Take Universal Studios, which issued its bond in Dec. 2002 and whose location in the heart of earthquake country was nearly "an absolute peak exposure," explained Dubinksy.

Or consider the JR East Railway deal of 2007, where the Japanese transport company sought to transfer its business-interruption exposure related to quakes.

Capacity also can dry up like a lake in the Southeast in summer. Perhaps a classic, recent example of this is the offshore energy market after Katrina-Rita-Wilma in 2005.

This is the primary reason that Dominion Resources did its bond deal, DREWCAT, back in 2006.

Risk management representatives contacted at the Richmond, Va.-based energy firm refused to comment about the bond, but the company discussed it in its 2007 10-K.

As the report details, hurricanes Katrina and Rita caused $272 million in after-tax losses related to interruption in gas and oil production.

"The increased level of hurricane activity in the Gulf" prompted the company's insurers to "terminate" coverages for its Exploration and Production (E&P) unit.

"Efforts to replace the terminated insurance for our E&P operations for offshore property damage and offshore business interruption with similar insurance on commercially reasonable terms were unsuccessful," the report states.

In June 2006, the company entered into a six-month weather derivative contract with a special purpose entity (SPE) that was "an alternative to traditional business-interruption insurance." The SPE issued $50 million in CAT bonds, which matured in Dec. 2006 without any triggering.

The deal cost Dominion, according to its SEC documents, $5.2 million in fixed payments to the SPE, which were used in part to pay interest payments to investors, and an additional $1.3 million to pay the SPE for "certain operating costs."

Cory Anger, the managing director at GC Securities who helped set the Dominion deal up (while she was at Lehman Brothers), considers such an arrangement a success.

"Absolutely, the fact that they were able to obtain coverage from the capital markets," she stated.

ADDED VALUE

Yet for other corporate risk management teams to go this route, will we need another dislocating, even cataclysmic, event? Another KRW (or worse) to dry up capacity?

The general consensus among experts is that, yes, such a catalyst might be what brings more corporate issuers into the CAT bond market.

"It's easier for them to justify turning to alternative sources when there's a capacity issue," Anger said.

But this should not stop--and doesn't seem to stop--companies from exploring this option even when capacity and price in the traditional market are way too easy to pass up.

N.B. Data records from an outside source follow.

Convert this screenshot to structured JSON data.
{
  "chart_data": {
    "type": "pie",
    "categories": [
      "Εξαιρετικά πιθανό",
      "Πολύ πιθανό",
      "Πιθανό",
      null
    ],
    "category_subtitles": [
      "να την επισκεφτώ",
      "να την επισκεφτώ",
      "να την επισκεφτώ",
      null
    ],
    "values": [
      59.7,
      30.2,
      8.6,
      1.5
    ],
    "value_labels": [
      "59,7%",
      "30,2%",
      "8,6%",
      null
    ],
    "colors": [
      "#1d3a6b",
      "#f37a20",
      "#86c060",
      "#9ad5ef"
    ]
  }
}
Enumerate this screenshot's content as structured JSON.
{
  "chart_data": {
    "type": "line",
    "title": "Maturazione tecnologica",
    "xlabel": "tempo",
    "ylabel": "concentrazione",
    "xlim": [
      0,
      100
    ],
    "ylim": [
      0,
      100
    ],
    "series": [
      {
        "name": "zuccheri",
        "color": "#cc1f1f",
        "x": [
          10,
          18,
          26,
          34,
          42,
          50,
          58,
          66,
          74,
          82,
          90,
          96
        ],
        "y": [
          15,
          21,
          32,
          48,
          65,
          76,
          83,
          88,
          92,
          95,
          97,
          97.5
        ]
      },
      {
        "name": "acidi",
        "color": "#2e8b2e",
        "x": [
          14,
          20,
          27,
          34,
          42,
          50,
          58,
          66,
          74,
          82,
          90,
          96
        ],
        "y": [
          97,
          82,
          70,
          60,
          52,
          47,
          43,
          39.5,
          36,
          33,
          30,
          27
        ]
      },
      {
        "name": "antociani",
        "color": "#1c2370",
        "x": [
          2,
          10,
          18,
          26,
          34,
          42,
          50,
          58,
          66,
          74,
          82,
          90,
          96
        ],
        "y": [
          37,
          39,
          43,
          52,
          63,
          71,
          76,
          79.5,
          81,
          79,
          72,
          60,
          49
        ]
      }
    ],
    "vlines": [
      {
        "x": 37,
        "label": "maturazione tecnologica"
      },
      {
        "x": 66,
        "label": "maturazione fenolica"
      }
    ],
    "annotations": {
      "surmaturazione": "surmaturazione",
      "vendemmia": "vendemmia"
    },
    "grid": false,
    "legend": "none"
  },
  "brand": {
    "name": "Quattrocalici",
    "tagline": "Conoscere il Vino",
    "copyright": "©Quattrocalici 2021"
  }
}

Even as an iterative step, considering a CAT bond can be a valuable way for risk managers to get a better handle on their property-catastrophe exposure.

The way it works at Aon, for example, according to Schultz, is that the brokerage brings together everyone at its disposal who knows about every form of insurance-related capital. Together with the client, they figure out which forms of capital would be the most efficient and "avoid the bias of any one market," he explained.

If risk managers take the next step and attempt to calculate possible bond triggers, this can help better model and understand their underlying risk, and even lead them to finding other ways to mitigate it, agreed Swiss Re's Dubinsky.

Some corporates are thinking way out of the cat in the box, so to speak, considering bonds for something like business interruption from pandemic. Hmm, is it time?